Text images are rendered differently under different versions of cairo and fonttools. I higly recommand to create the environment step by step using the following commands.
conda create -n {name} python=3.10
conda activate {name}
conda install -c conda-forge pycairo=1.24.0 cairo=1.16.0 fonttools=4.25.0 pygobject=3.42.1 manimpango=0.4.1 # make sure the version matches, othewise the rendered text may different
conda install pytorch torchvision torchaudio pytorch-cuda=12.1 -c pytorch -c nvidia
pip install transformers==4.34.1 datasets==2.14.6 tokenizers==0.14.1 diffusers["torch"]==0.17.1
pip install opencv-python==4.6.0.66 opencv-contrib-python==4.6.0.66
pip install ipywidgets wandb==0.15.12 pytesseract==0.3.10 editdistance==0.6.2 adamr scikit-image==0.22.0 scikit-learn==1.3.0
pip install nltk==3.8.1 apache-beam==2.51.0
pip install paddlepaddle==2.5.2 paddleocr==2.7.0.3
pip install flash-attn --no-build-isolation # install FlashAttention https://github.com/Dao-AILab/flash-attention
sudo apt install tesseract-ocr # if you cannot use sudo, please refer to https://tesseract-ocr.github.io/tessdoc/Installation.html
- Setup the project directory
Here are commands to setup the project folder.
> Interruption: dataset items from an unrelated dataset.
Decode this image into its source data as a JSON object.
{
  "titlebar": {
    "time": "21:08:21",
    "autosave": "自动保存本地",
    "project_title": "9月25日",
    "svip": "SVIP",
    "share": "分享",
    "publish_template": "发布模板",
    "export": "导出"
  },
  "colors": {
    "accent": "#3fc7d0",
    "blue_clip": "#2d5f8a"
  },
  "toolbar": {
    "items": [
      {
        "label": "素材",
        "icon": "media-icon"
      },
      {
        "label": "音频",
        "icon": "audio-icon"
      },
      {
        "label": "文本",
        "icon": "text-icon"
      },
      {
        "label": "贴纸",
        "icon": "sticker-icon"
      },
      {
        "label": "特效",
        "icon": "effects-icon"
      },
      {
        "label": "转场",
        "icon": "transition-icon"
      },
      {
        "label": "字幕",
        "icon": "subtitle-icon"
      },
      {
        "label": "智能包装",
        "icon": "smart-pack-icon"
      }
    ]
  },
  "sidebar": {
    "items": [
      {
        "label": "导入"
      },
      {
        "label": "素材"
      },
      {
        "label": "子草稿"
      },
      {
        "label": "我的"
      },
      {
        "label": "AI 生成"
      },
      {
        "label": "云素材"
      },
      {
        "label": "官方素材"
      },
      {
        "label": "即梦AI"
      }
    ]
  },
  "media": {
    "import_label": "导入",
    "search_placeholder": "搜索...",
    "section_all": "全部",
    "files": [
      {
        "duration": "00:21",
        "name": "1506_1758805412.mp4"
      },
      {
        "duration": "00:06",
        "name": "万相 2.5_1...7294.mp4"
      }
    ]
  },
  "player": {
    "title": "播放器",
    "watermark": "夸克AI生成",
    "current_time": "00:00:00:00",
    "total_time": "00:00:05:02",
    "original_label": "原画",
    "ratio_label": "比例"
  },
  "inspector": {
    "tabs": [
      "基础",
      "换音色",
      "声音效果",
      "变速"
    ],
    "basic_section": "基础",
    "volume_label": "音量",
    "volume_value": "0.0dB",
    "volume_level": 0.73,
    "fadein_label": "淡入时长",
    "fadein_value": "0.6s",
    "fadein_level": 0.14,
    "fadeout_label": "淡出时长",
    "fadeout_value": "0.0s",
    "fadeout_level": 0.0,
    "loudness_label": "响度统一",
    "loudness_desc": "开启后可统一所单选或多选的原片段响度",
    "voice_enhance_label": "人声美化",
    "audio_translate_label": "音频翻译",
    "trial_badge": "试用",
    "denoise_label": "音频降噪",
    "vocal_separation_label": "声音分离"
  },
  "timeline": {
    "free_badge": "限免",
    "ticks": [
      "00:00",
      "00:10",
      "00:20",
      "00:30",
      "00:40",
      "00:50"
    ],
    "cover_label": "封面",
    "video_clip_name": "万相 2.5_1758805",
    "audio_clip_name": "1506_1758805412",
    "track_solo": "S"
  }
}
cd {where you want to put the project folder}
git clone --recurse-submodules git@github.com:april-tools/pixar.git
pip install -e pixel
cd distro
./install.sh
source ~/.bashrc
cd ../bAbI-tasks
luarocks make babitasks-scm-1.rockspec
cd ..
mkdir storage
- Clone the PIXEL weights, fonts
git clone https://huggingface.co/Team-PIXEL/pixel-base {where you want to put the model}
- Run the data preparation scripts
The scripts only collate text files, does not render them into image. By default, we render images during the training.
python prepare_dataset.py
When you run the scripts, remember to modify hyperparameters to suit your environment or change the model settings. A detailed hyperparameter instruction is coming soon.
- Initialize the backbone model
python scripts/init_models.py
- Stage one pretraining
bash scripts/1M_pretrain/dllama_l2_b0.sh
- Stage two pretraining
bash scripts/gan_pretrain/full_GAN1.sh
Here is the model checkpoint used to test the Lambda and bAbI performance in the paper. It was trained with 1M stage 1 and 200 stage 2 steps.
https://drive.google.com/file/d/1uFr78VttIfOOqYxyCcsoc7ewsQvU_BVf/view?usp=sharing
Here are some samples generated from it:
https://drive.google.com/drive/folders/1vHmF0UHGKAzhtOUtP55_m6VrfVQIHc4K?usp=drive_link
- GLUE
bash scripts/llama_glue/dllama_2b1M.sh
- bAbI
You can use babi.ipynb to evalueate the performance on the bAbI benchmark.
- LAMBADA
You can use lambada.ipynb to evalueate the performance on the bAbI benchmark.